If the numbers are correct, the Congressman’s vote in favor of the Medicare overhaul in the House GOP budget could become a political liability next fall.
Just 29 percent of likely voters in New Hampshire’s 2nd district approve of Bass’ job performance, according to a survey conducted May 31 and June 1 by the Democratic firm Public Policy Polling on behalf of Democracy for America and the Progressive Change Campaign Committee. The margin of error for the poll, obtained by Roll Call for an early look, was 4.2 points.

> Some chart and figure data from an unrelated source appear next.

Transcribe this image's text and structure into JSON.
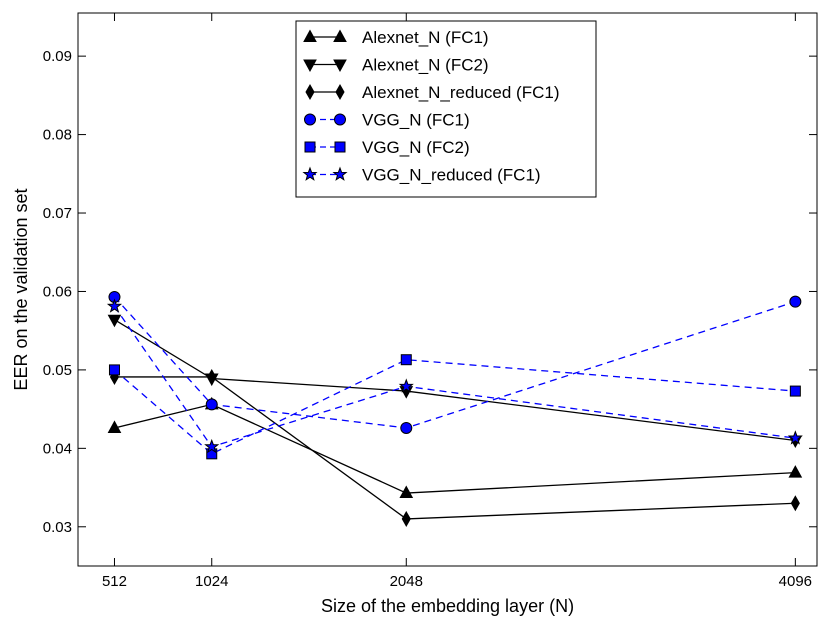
{
  "chart_data": {
    "type": "line",
    "title": "",
    "xlabel": "Size of the embedding layer (N)",
    "ylabel": "EER on the validation set",
    "x": [
      512,
      1024,
      2048,
      4096
    ],
    "x_tick_labels": [
      "512",
      "1024",
      "2048",
      "4096"
    ],
    "y_tick_labels": [
      "0.03",
      "0.04",
      "0.05",
      "0.06",
      "0.07",
      "0.08",
      "0.09"
    ],
    "xlim": [
      320,
      4210
    ],
    "ylim": [
      0.025,
      0.0955
    ],
    "grid": false,
    "legend_position": "top-center",
    "series": [
      {
        "name": "Alexnet_N (FC1)",
        "values": [
          0.0426,
          0.0456,
          0.0343,
          0.0369
        ],
        "color": "#000000",
        "linestyle": "solid",
        "marker": "triangle-up"
      },
      {
        "name": "Alexnet_N (FC2)",
        "values": [
          0.0564,
          0.0489,
          0.0473,
          0.041
        ],
        "color": "#000000",
        "linestyle": "solid",
        "marker": "triangle-down"
      },
      {
        "name": "Alexnet_N_reduced (FC1)",
        "values": [
          0.0491,
          0.0491,
          0.031,
          0.033
        ],
        "color": "#000000",
        "linestyle": "solid",
        "marker": "diamond"
      },
      {
        "name": "VGG_N (FC1)",
        "values": [
          0.0593,
          0.0456,
          0.0426,
          0.0587
        ],
        "color": "#0000ff",
        "linestyle": "dashed",
        "marker": "circle"
      },
      {
        "name": "VGG_N (FC2)",
        "values": [
          0.05,
          0.0393,
          0.0513,
          0.0473
        ],
        "color": "#0000ff",
        "linestyle": "dashed",
        "marker": "square"
      },
      {
        "name": "VGG_N_reduced (FC1)",
        "values": [
          0.0581,
          0.0402,
          0.0479,
          0.0413
        ],
        "color": "#0000ff",
        "linestyle": "dashed",
        "marker": "star"
      }
    ]
  }
}
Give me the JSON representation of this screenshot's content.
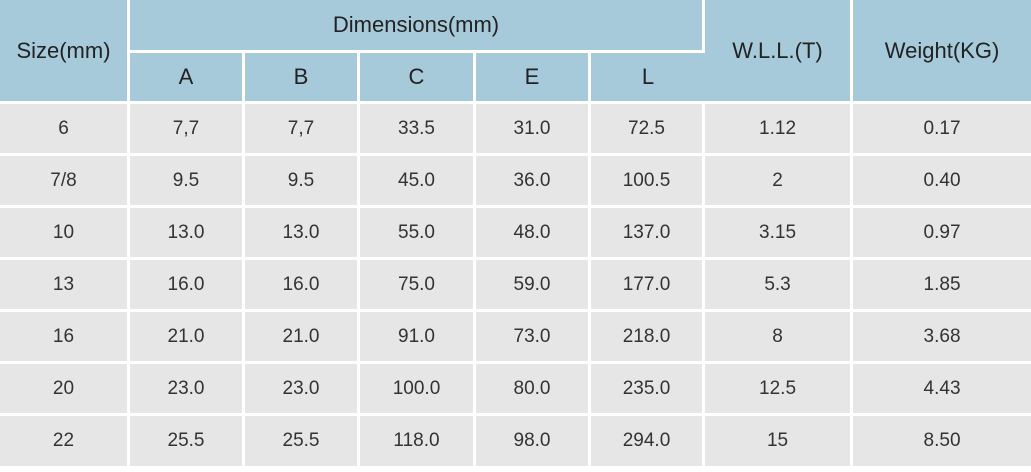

When asked about Medicare, 2nd district voters offered a similar sentiment as those of New York’s 26th district, who gave now-Rep. Kathy Hochul (D) an upset victory in last month’s special election. She won at least in part because her Republican opponent supported Medicare cuts in the House Republican budget plan written by Budget Chairman Paul Ryan (Wis.).
Sixty percent of New Hampshire respondents said they oppose cutting Medicare. And 69 percent said they support raising federal taxes on those with incomes over $250,000 a year “to save programs like Social Security and Medicare from cuts.”
Even before the new polling was released, it was clear Bass’ re-election effort would be no cakewalk.
He has a long history with New Hampshire voters, having been first elected in 1994 before losing his seat in 2006. His 2010 opponent, Ann McLane Kuster, has already announced her intention to challenge Bass again, having lost by less than 2 points the first time around.
Kuster is a favorite of the national progressive movement. And she has ties to the PCCC, which partnered with the DFA to commission the poll. PCCC spent $25,000 for a broadcast television ad campaign that began running across New Hampshire this week.
The ad features a New Hampshire social worker, who says she voted for Bass several times in the past but now characterizes his vote for the Medicare overhaul as “an attack on New Hampshire families like mine.”
“Medicare is a lifeline for so many people in New Hampshire, and Charlie Bass wants to cut that lifeline. We’re holding him accountable,” DFA Political Director Charles Chamberlain said in a statement.
Bass spokesman Scott Tranchemontagne largely dismissed the new polling.
“It’s not surprising that a partisan liberal group would sponsor a poll that would show any Republican with low numbers,” he said. “The reality of this issue is that the Democrats want to do nothing and let Medicare go bankrupt.”